NBC News reported that roughly 150 out of 500 cameras positioned on surveillance towers along the southwest border aren’t working, citing an internal memo it obtained. The cameras don’t work due to “several technical problems” and “the nationwide issue is having significant impacts on [Border Patrol] operations,” the memo reportedly states.
The cameras are part of Border Patrol’s Remote Video Surveillance Systems, which has been operational since 2011. There are over 150 outstanding camera repair requests, according to the report.
The RVSS’s stated purpose is “to provide remote video surveillance systems, consisting of day and night cameras with remote pointing control from a Border Patrol station. These systems enable the Border Patrol to survey large areas without having to commit hundreds of agents in vehicles to perform the same function, thus improving the safety of agents as they detect, identify, and classify incursions at the border and resolve the incursions with the appropriate level of response,” according to a 2012 DHS assessment.
U.S. Customs and Border Protection has installed roughly 300 new towers using more advanced technology, CBP says. Over the last few years, billions of dollars have been poured into several surveillance systems.
In 2020, CBP announced it launched a new renewable energy-fueled Autonomous Surveillance Towers system that became “a Program of Record” for U.S. Border Patrol.
In December 2022, CBP announced its plan to acquire 296 new surveillance towers to use along the northern and southwest borders, upgrading an estimated 191 towers with new surveillance equipment.
In September 2023, $1.8 billion was awarded to General Dynamics Information Technology (GDIT), one of three companies working with CBP to modernize and expand CBP surveillance tower systems. GDIT says it’s “been the prime contractor on the CBP Remote Video Surveillance System Upgrade (RVSS-U) program” and designed and deployed more than 170 fixed and relocatable towers sites.
The House Homeland Security Committee claims its staff spoke to DHS sources “who flagged multiple pressing concerns regarding” the RVSS, noting that Border Patrol agents rely on more than 200 RVSS towers to conduct surveillance.
The committee also points to an interagency memorandum of understanding between CBP and the Federal Aviation Administration, claiming the FAA is responsible for maintaining the RVSS cameras. Citing a single source, the committee claims in a statement that a CBP review of RVSS operational capabilities found that dozens of contractors working on the cameras weren’t cleared to work on them. Additionally, the source claims, “CBP was unable to verify that several workers, in particular, were even U.S. citizens.”
In response, Green requested DHS to provide information and records related to the RVSS.
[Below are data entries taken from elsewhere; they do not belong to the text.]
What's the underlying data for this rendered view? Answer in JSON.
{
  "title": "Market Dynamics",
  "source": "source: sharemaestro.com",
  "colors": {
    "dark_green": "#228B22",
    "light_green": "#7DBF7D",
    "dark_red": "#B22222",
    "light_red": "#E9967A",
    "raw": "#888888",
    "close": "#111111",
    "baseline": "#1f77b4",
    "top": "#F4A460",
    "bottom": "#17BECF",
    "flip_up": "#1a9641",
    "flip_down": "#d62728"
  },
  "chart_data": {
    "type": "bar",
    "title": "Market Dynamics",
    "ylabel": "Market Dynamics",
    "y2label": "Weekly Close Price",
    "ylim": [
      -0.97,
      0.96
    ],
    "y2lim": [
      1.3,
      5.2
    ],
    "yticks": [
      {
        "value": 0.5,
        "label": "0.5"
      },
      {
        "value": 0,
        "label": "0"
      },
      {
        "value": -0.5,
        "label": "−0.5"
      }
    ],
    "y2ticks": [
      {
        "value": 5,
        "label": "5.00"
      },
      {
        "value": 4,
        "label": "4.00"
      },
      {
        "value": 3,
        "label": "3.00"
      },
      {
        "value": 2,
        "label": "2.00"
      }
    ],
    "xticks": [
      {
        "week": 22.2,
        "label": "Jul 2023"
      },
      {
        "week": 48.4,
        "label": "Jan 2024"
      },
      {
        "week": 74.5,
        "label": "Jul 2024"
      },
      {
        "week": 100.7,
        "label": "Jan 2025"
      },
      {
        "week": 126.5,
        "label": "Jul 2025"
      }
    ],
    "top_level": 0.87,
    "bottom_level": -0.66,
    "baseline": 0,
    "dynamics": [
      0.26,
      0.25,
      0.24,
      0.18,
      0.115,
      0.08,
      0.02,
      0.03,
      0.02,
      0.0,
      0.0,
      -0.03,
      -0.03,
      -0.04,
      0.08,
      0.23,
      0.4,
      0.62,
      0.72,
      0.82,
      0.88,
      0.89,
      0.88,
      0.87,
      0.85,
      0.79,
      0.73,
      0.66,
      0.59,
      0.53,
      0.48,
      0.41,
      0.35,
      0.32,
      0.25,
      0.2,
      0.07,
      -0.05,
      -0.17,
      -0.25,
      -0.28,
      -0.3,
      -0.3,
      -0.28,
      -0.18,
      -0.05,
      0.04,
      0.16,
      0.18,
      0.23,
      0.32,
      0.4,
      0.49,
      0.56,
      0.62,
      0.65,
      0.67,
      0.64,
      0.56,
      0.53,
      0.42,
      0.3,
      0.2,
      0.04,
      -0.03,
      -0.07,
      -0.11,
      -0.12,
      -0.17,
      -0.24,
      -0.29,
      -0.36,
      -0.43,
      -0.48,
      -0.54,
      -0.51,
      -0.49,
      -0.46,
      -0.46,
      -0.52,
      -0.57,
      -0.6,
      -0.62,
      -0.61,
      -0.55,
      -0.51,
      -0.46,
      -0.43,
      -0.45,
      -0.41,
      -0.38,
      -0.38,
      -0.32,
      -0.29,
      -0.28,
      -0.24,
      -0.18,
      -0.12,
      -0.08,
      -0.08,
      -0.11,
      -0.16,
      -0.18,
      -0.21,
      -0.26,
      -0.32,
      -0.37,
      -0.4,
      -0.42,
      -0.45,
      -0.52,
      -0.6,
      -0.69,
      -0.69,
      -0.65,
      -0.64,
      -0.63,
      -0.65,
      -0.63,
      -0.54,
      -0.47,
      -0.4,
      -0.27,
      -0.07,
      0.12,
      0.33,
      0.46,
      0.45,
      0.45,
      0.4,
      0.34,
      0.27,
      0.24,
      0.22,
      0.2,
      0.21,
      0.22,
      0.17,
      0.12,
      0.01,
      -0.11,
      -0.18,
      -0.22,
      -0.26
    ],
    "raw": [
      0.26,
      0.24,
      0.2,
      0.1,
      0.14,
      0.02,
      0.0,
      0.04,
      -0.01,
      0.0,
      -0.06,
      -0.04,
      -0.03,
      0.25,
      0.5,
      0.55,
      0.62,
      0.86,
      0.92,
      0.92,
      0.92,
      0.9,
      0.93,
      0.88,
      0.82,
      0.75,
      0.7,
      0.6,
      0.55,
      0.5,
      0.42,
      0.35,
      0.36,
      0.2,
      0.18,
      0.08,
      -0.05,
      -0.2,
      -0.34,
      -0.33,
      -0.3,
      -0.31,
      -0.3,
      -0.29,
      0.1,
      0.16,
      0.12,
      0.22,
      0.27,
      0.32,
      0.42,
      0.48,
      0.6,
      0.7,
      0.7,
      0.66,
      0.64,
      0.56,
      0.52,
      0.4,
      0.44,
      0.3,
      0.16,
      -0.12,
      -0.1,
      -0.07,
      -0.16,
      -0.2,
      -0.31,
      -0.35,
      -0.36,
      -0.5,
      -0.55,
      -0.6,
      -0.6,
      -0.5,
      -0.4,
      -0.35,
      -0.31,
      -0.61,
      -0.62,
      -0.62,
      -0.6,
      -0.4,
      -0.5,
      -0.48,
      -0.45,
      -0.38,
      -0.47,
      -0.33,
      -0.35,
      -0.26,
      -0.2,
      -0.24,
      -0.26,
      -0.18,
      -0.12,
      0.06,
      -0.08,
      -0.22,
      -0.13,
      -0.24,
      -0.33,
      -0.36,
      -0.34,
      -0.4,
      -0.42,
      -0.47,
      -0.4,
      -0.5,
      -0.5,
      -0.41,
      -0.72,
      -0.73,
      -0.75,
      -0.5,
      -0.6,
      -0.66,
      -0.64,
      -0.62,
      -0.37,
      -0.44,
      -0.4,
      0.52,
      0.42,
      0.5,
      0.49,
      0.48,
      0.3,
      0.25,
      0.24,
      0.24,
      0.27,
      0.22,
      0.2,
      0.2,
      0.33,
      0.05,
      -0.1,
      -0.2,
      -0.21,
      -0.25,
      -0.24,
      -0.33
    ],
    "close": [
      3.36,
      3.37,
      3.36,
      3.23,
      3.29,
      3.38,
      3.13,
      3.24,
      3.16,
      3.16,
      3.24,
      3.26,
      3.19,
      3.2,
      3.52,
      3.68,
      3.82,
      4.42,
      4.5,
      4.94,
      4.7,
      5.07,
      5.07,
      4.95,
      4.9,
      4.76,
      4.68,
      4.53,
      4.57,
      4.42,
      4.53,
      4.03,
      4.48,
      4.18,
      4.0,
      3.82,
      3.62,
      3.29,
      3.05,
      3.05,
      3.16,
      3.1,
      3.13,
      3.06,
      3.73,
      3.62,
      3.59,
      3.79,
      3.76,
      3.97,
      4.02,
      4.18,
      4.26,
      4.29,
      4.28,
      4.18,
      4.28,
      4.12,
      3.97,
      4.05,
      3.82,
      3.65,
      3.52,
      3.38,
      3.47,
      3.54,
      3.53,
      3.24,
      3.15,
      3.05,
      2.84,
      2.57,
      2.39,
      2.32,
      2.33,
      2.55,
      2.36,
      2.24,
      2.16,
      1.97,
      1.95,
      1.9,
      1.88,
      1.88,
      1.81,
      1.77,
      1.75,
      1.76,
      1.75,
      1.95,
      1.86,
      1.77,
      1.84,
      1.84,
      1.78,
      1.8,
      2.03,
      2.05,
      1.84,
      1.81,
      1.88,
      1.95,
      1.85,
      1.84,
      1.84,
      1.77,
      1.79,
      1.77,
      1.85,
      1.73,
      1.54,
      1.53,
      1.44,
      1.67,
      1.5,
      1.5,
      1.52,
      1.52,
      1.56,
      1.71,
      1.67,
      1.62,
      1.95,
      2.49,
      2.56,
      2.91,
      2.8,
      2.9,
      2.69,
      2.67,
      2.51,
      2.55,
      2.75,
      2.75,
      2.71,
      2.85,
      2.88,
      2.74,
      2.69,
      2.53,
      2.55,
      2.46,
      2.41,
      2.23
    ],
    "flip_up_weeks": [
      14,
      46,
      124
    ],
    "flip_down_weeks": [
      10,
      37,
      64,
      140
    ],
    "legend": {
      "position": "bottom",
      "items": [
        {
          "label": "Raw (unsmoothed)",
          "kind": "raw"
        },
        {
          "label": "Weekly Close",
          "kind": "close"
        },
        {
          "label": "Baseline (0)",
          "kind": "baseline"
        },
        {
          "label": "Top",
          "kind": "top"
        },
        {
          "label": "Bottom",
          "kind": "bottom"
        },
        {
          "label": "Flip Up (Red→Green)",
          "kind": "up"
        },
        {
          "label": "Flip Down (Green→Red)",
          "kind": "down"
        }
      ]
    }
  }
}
“Disturbingly, multiple sources revealed to the Committee last week that more than 66 percent of the cameras in the remote video surveillance systems upgrade (RVSS-U) program are inoperable,” Green wrote in a letter to Mayorkas. “According to these sources, some of the busiest Southwest border sectors have nearly 50 or more cameras offline with multiple towers that have been out of service for more than a year. Committee sources also divulged that the Federal Aviation Administration, the vendor responsible for the repair of these cameras, contracts to companies employing non-U.S. citizens who may be physically manipulating the equipment on the camera towers.”
“Employment of such individuals appears to violate the CBP’s Information Systems Security Policies and Procedures Handbook, which states that ‘CBP policy requires that only Government and contractor personnel who are U.S. citizens shall be granted access to CBP systems processing sensitive information,’” Green said.
Green gave Mayorkas a deadline of Oct. 23 to provide the requested documents.